Mutilated body found in Alabama in 1997 identified as Californian.
Decades after the mutilated body was found in a wooded area in northern Alabama, officials have identified the cold case victim as a male from California through intensive DNA technology and genetic genealogy.
A body found on April 15, 1997 in Union Grove, Alabama, was found along a creek with its head, legs, and arms cut off, as well as other parts of the body, mutilated, apparently in an attempt to make forensic identification more reliable. difficult, according to A. news release this week from the Alabama Marshall County Sheriff’s Office.
The terrible efforts of the man’s killer or killers seem to have worked; for years, attempts by sheriff’s investigators to identify the man were unsuccessful.
But in 2019, officials teamed up with a DNA technology company that was gradually able to make progress on the case by first improving and refining DNA samples from the body and then comparing that profile to others in genetic databases, eventually leading the team to identify the man as 20-year-old Jeffrey Douglas Kimsey from Santa Barbara.
“That led us to our parents in Santa Barbara,” said Willie Orr, deputy chief of the Marshall County Sheriff’s Office, noting that investigators were able to confirm the find with DNA tests. “They had no idea where he was.”
Orr said the family was unaware of Kimsey’s death. The Times was unable to contact any member of the Kimsey family immediately.
In recent years, law enforcement has increasingly used DNA evidence from genetic databases to aid criminal investigations, a tactic that some critics call underregulated and can be an invasion of privacy, but which others have heralded to find elusive suspects, including Golden State Assassin in 2018.

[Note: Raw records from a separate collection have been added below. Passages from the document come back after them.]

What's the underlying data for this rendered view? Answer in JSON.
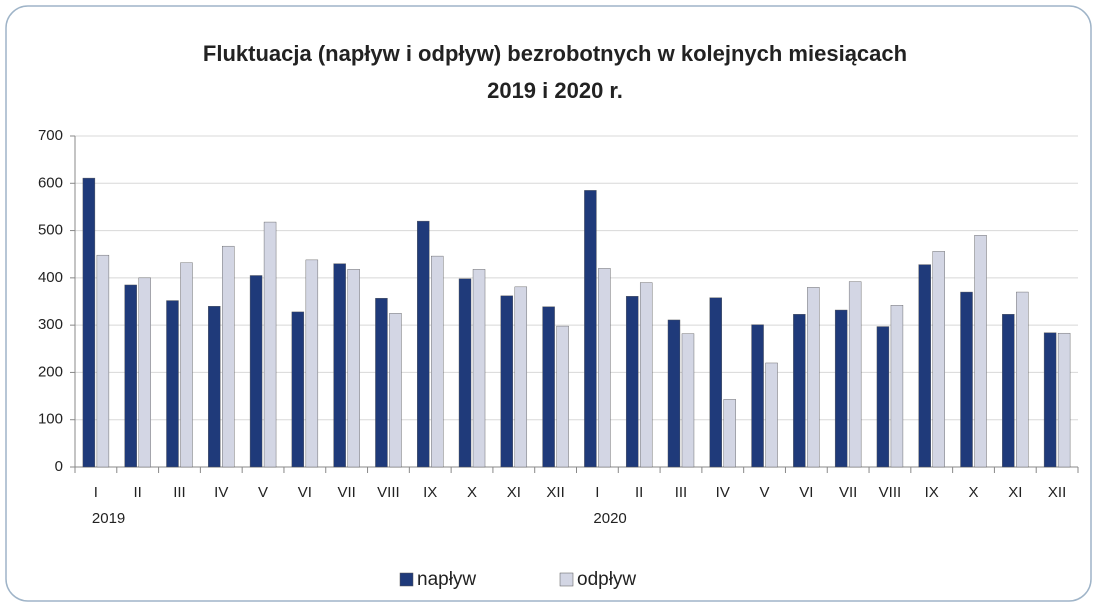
{
  "chart_data": {
    "type": "bar",
    "title": [
      "Fluktuacja (napływ i odpływ) bezrobotnych w kolejnych miesiącach",
      "2019 i 2020 r."
    ],
    "categories": [
      "I",
      "II",
      "III",
      "IV",
      "V",
      "VI",
      "VII",
      "VIII",
      "IX",
      "X",
      "XI",
      "XII",
      "I",
      "II",
      "III",
      "IV",
      "V",
      "VI",
      "VII",
      "VIII",
      "IX",
      "X",
      "XI",
      "XII"
    ],
    "x_group_labels": [
      "2019",
      null,
      null,
      null,
      null,
      null,
      null,
      null,
      null,
      null,
      null,
      null,
      "2020",
      null,
      null,
      null,
      null,
      null,
      null,
      null,
      null,
      null,
      null,
      null
    ],
    "series": [
      {
        "name": "napływ",
        "color": "#1f3a7a",
        "values": [
          611,
          385,
          352,
          340,
          405,
          328,
          430,
          357,
          520,
          398,
          362,
          339,
          585,
          361,
          311,
          358,
          301,
          323,
          332,
          297,
          428,
          370,
          323,
          284
        ]
      },
      {
        "name": "odpływ",
        "color": "#d3d6e4",
        "values": [
          448,
          400,
          432,
          467,
          518,
          438,
          418,
          325,
          446,
          418,
          381,
          298,
          420,
          390,
          282,
          143,
          220,
          380,
          392,
          342,
          456,
          490,
          370,
          283
        ]
      }
    ],
    "ylim": [
      0,
      700
    ],
    "yticks": [
      0,
      100,
      200,
      300,
      400,
      500,
      600,
      700
    ],
    "grid": true,
    "legend": "bottom"
  }
}
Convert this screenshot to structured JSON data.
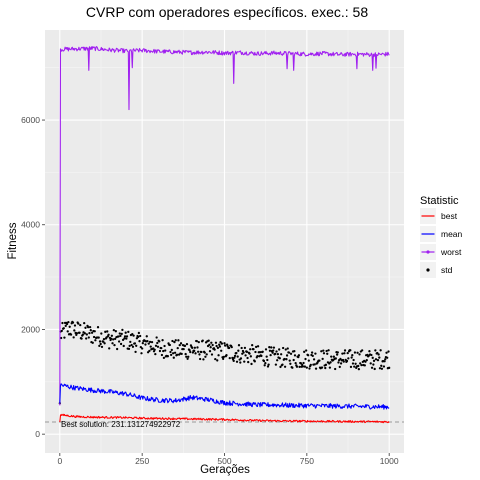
{
  "chart_data": {
    "type": "line",
    "title": "CVRP com operadores específicos. exec.: 58",
    "xlabel": "Gerações",
    "ylabel": "Fitness",
    "xlim": [
      0,
      1000
    ],
    "ylim": [
      0,
      7400
    ],
    "x_ticks": [
      0,
      250,
      500,
      750,
      1000
    ],
    "x_tick_labels": [
      "0",
      "250",
      "500",
      "750",
      "1000"
    ],
    "y_ticks": [
      0,
      2000,
      4000,
      6000
    ],
    "y_tick_labels": [
      "0",
      "2000",
      "4000",
      "6000"
    ],
    "grid": true,
    "legend": {
      "title": "Statistic",
      "position": "right",
      "entries": [
        {
          "label": "best",
          "color": "#ff0000",
          "kind": "line"
        },
        {
          "label": "mean",
          "color": "#0000ff",
          "kind": "line"
        },
        {
          "label": "worst",
          "color": "#a020f0",
          "kind": "line+point"
        },
        {
          "label": "std",
          "color": "#000000",
          "kind": "point"
        }
      ]
    },
    "series": [
      {
        "name": "best",
        "color": "#ff0000",
        "x": [
          0,
          1,
          50,
          100,
          150,
          200,
          250,
          300,
          350,
          400,
          450,
          500,
          550,
          600,
          650,
          700,
          750,
          800,
          850,
          900,
          950,
          1000
        ],
        "y": [
          230,
          370,
          335,
          325,
          320,
          315,
          305,
          300,
          295,
          290,
          285,
          280,
          270,
          260,
          255,
          250,
          248,
          245,
          243,
          240,
          238,
          235
        ]
      },
      {
        "name": "mean",
        "color": "#0000ff",
        "x": [
          0,
          1,
          50,
          100,
          150,
          200,
          250,
          300,
          350,
          400,
          450,
          500,
          550,
          600,
          650,
          700,
          750,
          800,
          850,
          900,
          950,
          1000
        ],
        "y": [
          590,
          940,
          880,
          840,
          810,
          770,
          690,
          650,
          640,
          700,
          660,
          600,
          580,
          560,
          560,
          550,
          545,
          540,
          535,
          530,
          525,
          520
        ]
      },
      {
        "name": "worst",
        "color": "#a020f0",
        "x": [
          0,
          2,
          50,
          100,
          150,
          200,
          250,
          300,
          350,
          400,
          450,
          500,
          550,
          600,
          650,
          700,
          750,
          800,
          850,
          900,
          950,
          1000
        ],
        "y": [
          550,
          7350,
          7360,
          7370,
          7340,
          7320,
          7330,
          7310,
          7300,
          7290,
          7300,
          7280,
          7290,
          7270,
          7280,
          7270,
          7260,
          7270,
          7250,
          7260,
          7250,
          7260
        ],
        "dips": [
          {
            "x": 88,
            "y": 6950
          },
          {
            "x": 210,
            "y": 6200
          },
          {
            "x": 220,
            "y": 7000
          },
          {
            "x": 528,
            "y": 6700
          },
          {
            "x": 690,
            "y": 6980
          },
          {
            "x": 710,
            "y": 6950
          },
          {
            "x": 725,
            "y": 6920
          },
          {
            "x": 902,
            "y": 6980
          },
          {
            "x": 950,
            "y": 6950
          },
          {
            "x": 960,
            "y": 6990
          }
        ]
      },
      {
        "name": "std",
        "color": "#000000",
        "x": [
          0,
          2,
          25,
          50,
          100,
          150,
          200,
          250,
          300,
          350,
          400,
          450,
          500,
          550,
          600,
          650,
          700,
          750,
          800,
          850,
          900,
          950,
          1000
        ],
        "y": [
          590,
          1900,
          2030,
          1980,
          1900,
          1820,
          1800,
          1730,
          1660,
          1610,
          1620,
          1600,
          1580,
          1540,
          1500,
          1470,
          1450,
          1440,
          1430,
          1420,
          1430,
          1420,
          1450
        ],
        "spread": 190
      }
    ],
    "annotations": [
      {
        "text": "Best solution: 231.131274922972",
        "x": 0,
        "y": 231.131274922972,
        "hline": true,
        "hline_style": "dashed"
      }
    ]
  }
}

With scientists Parabon NanoLabs, a DNA technology company based in Virginia has been able to overcome the DNA degradation and bacterial contamination that has occurred over the past 26 years and create a Kimsey genetic profile similar to that used in a genetic testing database such as 23 and me,” said CC Moore, chief genetic genealogist at Parabon NanoLab. She said the next step would be to test the type of genetic markers or single nucleotide polymorphisms known as SNPs to look for possible relatives in available databases.

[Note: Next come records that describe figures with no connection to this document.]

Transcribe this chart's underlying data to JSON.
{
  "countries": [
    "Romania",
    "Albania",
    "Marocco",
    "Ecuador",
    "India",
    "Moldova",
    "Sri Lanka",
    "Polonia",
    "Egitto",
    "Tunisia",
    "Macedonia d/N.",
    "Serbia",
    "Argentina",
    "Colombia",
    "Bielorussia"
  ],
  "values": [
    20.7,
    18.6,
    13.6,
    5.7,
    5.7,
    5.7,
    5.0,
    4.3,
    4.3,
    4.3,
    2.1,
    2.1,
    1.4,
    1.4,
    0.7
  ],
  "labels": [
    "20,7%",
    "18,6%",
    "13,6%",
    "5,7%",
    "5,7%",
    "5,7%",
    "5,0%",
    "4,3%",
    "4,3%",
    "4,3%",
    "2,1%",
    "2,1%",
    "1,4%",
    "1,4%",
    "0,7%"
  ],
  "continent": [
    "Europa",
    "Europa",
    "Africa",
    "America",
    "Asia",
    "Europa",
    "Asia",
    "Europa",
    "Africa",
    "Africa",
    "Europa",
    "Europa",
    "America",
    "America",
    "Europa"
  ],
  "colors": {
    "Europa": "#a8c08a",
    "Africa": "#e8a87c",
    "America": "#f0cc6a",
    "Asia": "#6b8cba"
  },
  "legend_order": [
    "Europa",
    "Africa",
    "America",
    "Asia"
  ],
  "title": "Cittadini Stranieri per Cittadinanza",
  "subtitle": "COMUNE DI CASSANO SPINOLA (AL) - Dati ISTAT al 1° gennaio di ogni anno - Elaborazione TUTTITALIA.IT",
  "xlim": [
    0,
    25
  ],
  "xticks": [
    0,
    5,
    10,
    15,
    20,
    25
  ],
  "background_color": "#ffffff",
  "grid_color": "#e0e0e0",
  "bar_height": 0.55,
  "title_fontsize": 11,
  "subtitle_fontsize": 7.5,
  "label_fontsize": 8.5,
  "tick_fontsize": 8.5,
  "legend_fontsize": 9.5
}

“With genetic genealogy and SNP testing, we can find second, third, fourth cousins and others, and we can use that information to reconstruct someone’s personality,” Moore said.

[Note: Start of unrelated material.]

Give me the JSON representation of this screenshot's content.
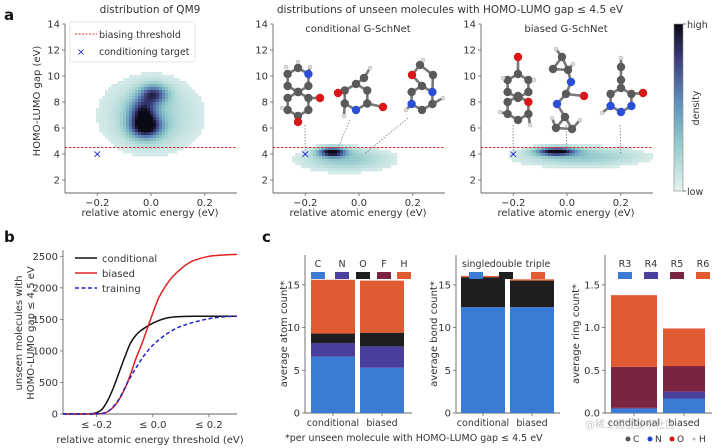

However, their comparisons are limited to the profiles available in two small genetic databases − Genealogical tree of DNA And GEDmatch — which opens up access for law enforcement, Moore said, unlike some big companies like 23andMe or Ancestry.com, which restrict data sharing.
From the databases available, Parabo’s team was able to identify several distant relatives from the body’s DNA, but because they weren’t strong matches, it took months to establish the identity, Moore said. The team also used DNA phenotyping to try to portray the physical characteristics of the victim, which local authorities made public at the time. But Orr said the illustration provided no clues.
“It can take a very long time,” Moore said. “It depends entirely on who uploaded their DNA to these databases.”
By finding additional relatives and comparing them to historical documents, the team was able to identify the body with “high confidence,” said Moore, who shared the findings with the Marshall County Sheriff’s Office. Deputies were then able to locate a member of the Kimsey family in Tennessee, said Orr, who led investigators to Kimsey’s parents in Santa Barbara, where the identity was confirmed.
Orr said it’s unclear why Kimsey was in northern Alabama at the time of his death in 1997, but investigators believe he was likely passing by. The death was ruled a homicide.
Orr declined to answer further questions about the circumstances of the case, but said it was “still ongoing” and Parabon was investigating further DNA evidence from the scene.
“We want to announce that we have interested parties involved in this case, and we are actively investigating these leads,” the sheriff said in a statement.